Designers get their turn at downtown 

If you could overhaul downtown, what would it look like?

Think back to the last time you were in a thriving, vibrant urban environment. Maybe it was a neighborhood like Soho in New York, a waterfront area like San Antonio's Riverwalk, or a plaza in a European capital.

"What did you like about that place?" asks Heidi Zimmer-Meyer.

Zimmer-Meyer, president of the Rochester Downtown Development Corporation, is putting into words the question that participants in this weekend's downtown design charette will be asking themselves in a variety of ways.

As design professionals, they've already been asking --- and answering --- that question.

"Many of them have thought long and hard about that," says Zimmer-Meyer. "A lot of those folks see the built environment differently than most of the rest of us."

"Those folks" are architects, planners, landscapers, even graphic designers. They'll converge on downtown Friday, Saturday, and Sunday to try to answer questions like the one Zimmer-Meyer posed. What makes a downtown work? What would make you want to go there? Or better yet, return there, again and again?

This weekend's design charette has its genesis in a similar event in 2000. That year, says Joni Monroe, executive director of the RochesterRegionalCommunityDesignCenter (and the organizer of both downtown charettes), about 200 people showed up. That day's suggestions gave birth to a six-month study by the DesignCenter. Some of the results of that study, in turn, were incorporated into the City of Rochester's City Center Master Plan and into its new zoning code.

Monroe has more ambitious plans for this next charette, which has been in the works for two years. The public will be allowed to watch the charette unfold on Friday, and there will be a way for the public to submit comments, but this event is specifically meant to tap the expertise of design professionals.

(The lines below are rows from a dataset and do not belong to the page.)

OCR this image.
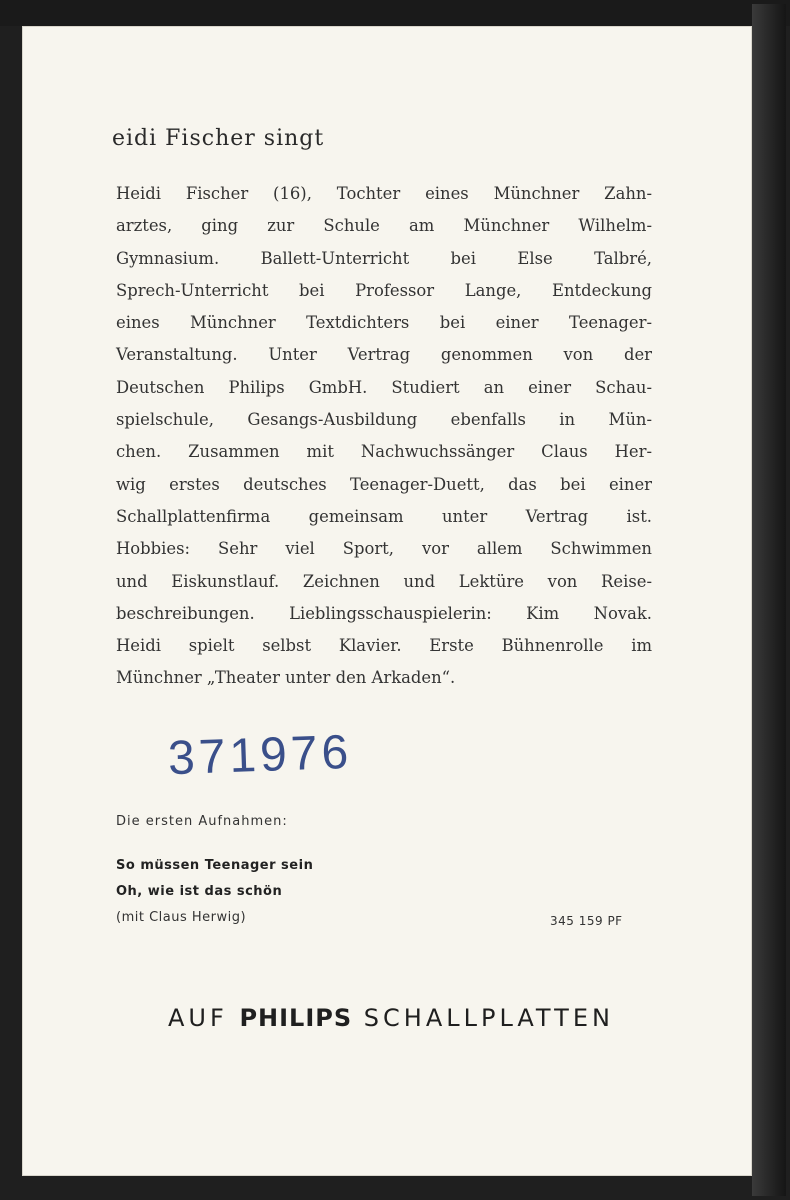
eidi Fischer singt
Heidi Fischer (16), Tochter eines Münchner Zahn-
arztes, ging zur Schule am Münchner Wilhelm-
Gymnasium. Ballett-Unterricht bei Else Talbré,
Sprech-Unterricht bei Professor Lange, Entdeckung
eines Münchner Textdichters bei einer Teenager-
Veranstaltung. Unter Vertrag genommen von der
Deutschen Philips GmbH. Studiert an einer Schau-
spielschule, Gesangs-Ausbildung ebenfalls in Mün-
chen. Zusammen mit Nachwuchssänger Claus Her-
wig erstes deutsches Teenager-Duett, das bei einer
Schallplattenfirma gemeinsam unter Vertrag ist.
Hobbies: Sehr viel Sport, vor allem Schwimmen
und Eiskunstlauf. Zeichnen und Lektüre von Reise-
beschreibungen. Lieblingsschauspielerin: Kim Novak.
Heidi spielt selbst Klavier. Erste Bühnenrolle im
Münchner „Theater unter den Arkaden“.
371976
Die ersten Aufnahmen:
So müssen Teenager sein
Oh, wie ist das schön
(mit Claus Herwig)	345 159 PF
AUF PHILIPS SCHALLPLATTEN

They'll be divided into teams and set to work on a specific area of downtown --- Main Street, for instance, or the East End --- although they'll also be encouraged to push the boundaries of their designated zone, if they feel they need to.

The goal, says Monroe, is "connecting and completing" the various good things that are going on in the different parts of the city's center.

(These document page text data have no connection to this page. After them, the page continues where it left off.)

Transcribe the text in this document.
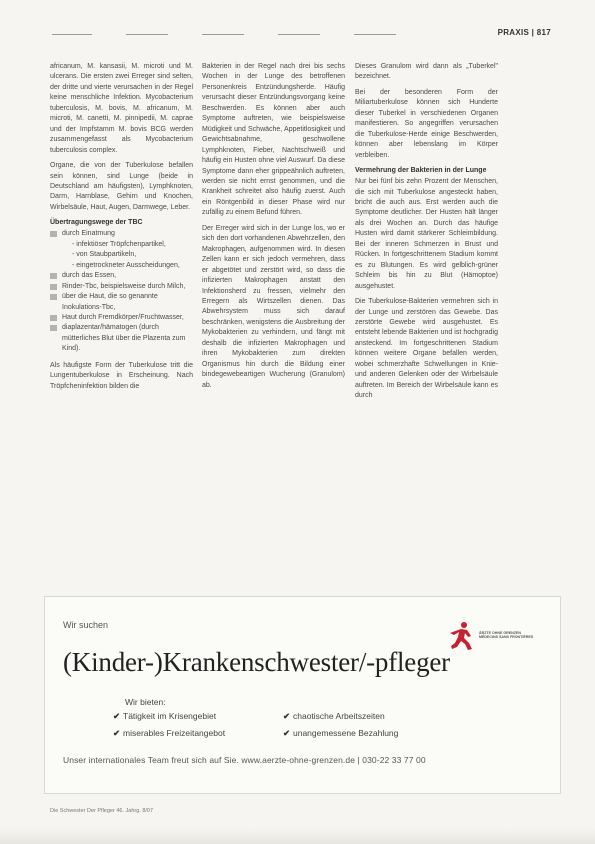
PRAXIS | 817

africanum, M. kansasii, M. microti und M. ulcerans. Die ersten zwei Erreger sind selten, der dritte und vierte verursachen in der Regel keine menschliche Infektion. Mycobacterium tuberculosis, M. bovis, M. africanum, M. microti, M. canetti, M. pinnipedii, M. caprae und der Impfstamm M. bovis BCG werden zusammengefasst als Mycobacterium tuberculosis complex.

Organe, die von der Tuberkulose befallen sein können, sind Lunge (beide in Deutschland am häufigsten), Lymphknoten, Darm, Harnblase, Gehirn und Knochen, Wirbelsäule, Haut, Augen, Darmwege, Leber.

Übertragungswege der TBC
durch Einatmung
- infektiöser Tröpfchenpartikel,
- von Staubpartikeln,
- eingetrockneter Ausscheidungen,
durch das Essen,
Rinder-Tbc, beispielsweise durch Milch,
über die Haut, die so genannte Inokulations-Tbc,
Haut durch Fremdkörper/Fruchtwasser,
diaplazentar/hämatogen (durch mütterliches Blut über die Plazenta zum Kind).

Als häufigste Form der Tuberkulose tritt die Lungentuberkulose in Erscheinung. Nach Tröpfcheninfektion bilden die

Bakterien in der Regel nach drei bis sechs Wochen in der Lunge des betroffenen Personenkreis Entzündungsherde. Häufig verursacht dieser Entzündungsvorgang keine Beschwerden. Es können aber auch Symptome auftreten, wie beispielsweise Müdigkeit und Schwäche, Appetitlosigkeit und Gewichtsabnahme, geschwollene Lymphknoten, Fieber, Nachtschweiß und häufig ein Husten ohne viel Auswurf. Da diese Symptome dann eher grippeähnlich auftreten, werden sie nicht ernst genommen, und die Krankheit schreitet also häufig zuerst. Auch ein Röntgenbild in dieser Phase wird nur zufällig zu einem Befund führen.

Der Erreger wird sich in der Lunge los, wo er sich den dort vorhandenen Abwehrzellen, den Makrophagen, aufgenommen wird. In diesen Zellen kann er sich jedoch vermehren, dass er abgetötet und zerstört wird, so dass die infizierten Makrophagen anstatt den Infektionsherd zu fressen, vielmehr den Erregern als Wirtszellen dienen. Das Abwehrsystem muss sich darauf beschränken, wenigstens die Ausbreitung der Mykobakterien zu verhindern, und fängt mit deshalb die infizierten Makrophagen und ihren Mykobakterien zum direkten Organismus hin durch die Bildung einer bindegewebeartigen Wucherung (Granulom) ab.

Dieses Granulom wird dann als „Tuberkel" bezeichnet.

Bei der besonderen Form der Miliartuberkulose können sich Hunderte dieser Tuberkel in verschiedenen Organen manifestieren. So angegriffen verursachen die Tuberkulose-Herde einige Beschwerden, können aber lebenslang im Körper verbleiben.

Vermehrung der Bakterien in der Lunge

Nur bei fünf bis zehn Prozent der Menschen, die sich mit Tuberkulose angesteckt haben, bricht die auch aus. Erst werden auch die Symptome deutlicher. Der Husten hält länger als drei Wochen an. Durch das häufige Husten wird damit stärkerer Schleimbildung. Bei der inneren Schmerzen in Brust und Rücken. In fortgeschrittenem Stadium kommt es zu Blutungen. Es wird gelblich-grüner Schleim bis hin zu Blut (Hämoptoe) ausgehustet.

Die Tuberkulose-Bakterien vermehren sich in der Lunge und zerstören das Gewebe. Das zerstörte Gewebe wird ausgehustet. Es entsteht lebende Bakterien und ist hochgradig ansteckend. Im fortgeschrittenen Stadium können weitere Organe befallen werden, wobei schmerzhafte Schwellungen in Knie- und anderen Gelenken oder der Wirbelsäule auftreten. Im Bereich der Wirbelsäule kann es durch

Wir suchen
(Kinder-)Krankenschwester/-pfleger
Wir bieten:
✔ Tätigkeit im Krisengebiet	✔ chaotische Arbeitszeiten
✔ miserables Freizeitangebot	✔ unangemessene Bezahlung
Unser internationales Team freut sich auf Sie. www.aerzte-ohne-grenzen.de | 030-22 33 77 00
ÄRZTE OHNE GRENZEN
MÉDECINS SANS FRONTIÈRES
Die Schwester Der Pfleger 46. Jahrg. 8/07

"Rochester has a lot of special projects going on downtown," she says. "What we lack is a common vision."

Zimmer-Meyer puts it slightly differently.

"It's very much about creating an urban fabric," she says, building the right environment as opposed to relying on one or two marquee projects to transform entire districts.

To that end, there will be teams of another kind of professional on hand: investment professionals.

"Investors know what would fit with what," says Monroe. Their presence, she says, will help ensure that the designers' plans "create a development climate that has some consistency."

The investors, like the designers, will be clustered in teams that Monroe calls "resource groups." They'll be asked to react to the designers' ideas as they come up with them, so "that we have a basis in reality in terms of investment," says Monroe.

If the charette weren't structured that way, points out Zimmer-Meyer, "you could end up with a lot of pretty pictures that aren't achievable in the real world."

Including financial types is critically important to Bill Pritchard, a member of City Council and chair of its jobs, economic development, and center-city committee. Pritchard says he is excited about the charette, but is guarded in his optimism over how much it can achieve. That's true particularly because of the lackluster regional economy.

Ideas for reshaping and redeveloping downtown need to be "grounded in today's reality," he says. "One of the realities is limited funding."

"On the one hand, you want to dream big," says Pritchard. "But on the other hand, unless you've got a pot of gold, those dreams will never become a reality."

Bringing investors to the design table helps soothe that concern.

"Joni has worked very hard in her preparation to make sure that balance will be struck," says Pritchard.

If all goes according to plan, this weekend's event will result in a fairly specific set of design plans for downtown.

Monroe pulls out a thick book, professionally bound and printed on glossy paper. This is what resulted from a similar effort in Providence, Rhode Island, a city that was in substantially worse shape than Rochester when it undertook its project, says Monroe. The book contains page after page of crisp renderings --- specific, buildable projects, not concepts or master plans --- made by architects and landscapers of a city they envisioned imposed over the one they saw.

"The City of Providence has found this to be invaluable," she says.

Then Monroe pulls out another, newer Providence volume. This one contains before-and-after shots: the sketches magically brought to life.

That's what she's hoping to achieve here.

"None of the things that are going to come out of this are going to be like rocket science," Monroe says. "What's working with other cities that we could do here?"

Rochester has the ingredients for a great urban environment, says Monroe.

"Our infrastructure is great," she says. "We have a treasure trove of beautiful buildings. Most cities would give their eyeteeth to have what Rochester has."

Now it's just a matter of knitting it all together.

Should this charette succeed --- and Monroe believes it will --- "it's going to be a landmark in the history of the city."

Friday's planning sessions for the downtown charette, "Making Downtown Livable," are open to the public, from noon to 6 p.m. at MidtownPlaza. (The Saturday and Sunday sessions are not open to the public.) A week later, Friday, January 26, there will be a presentation to the public at the Downtown United Presbyterian Church. Doors open at 6:30 p.m., with the presentation from 7 to 8 p.m. The event is free.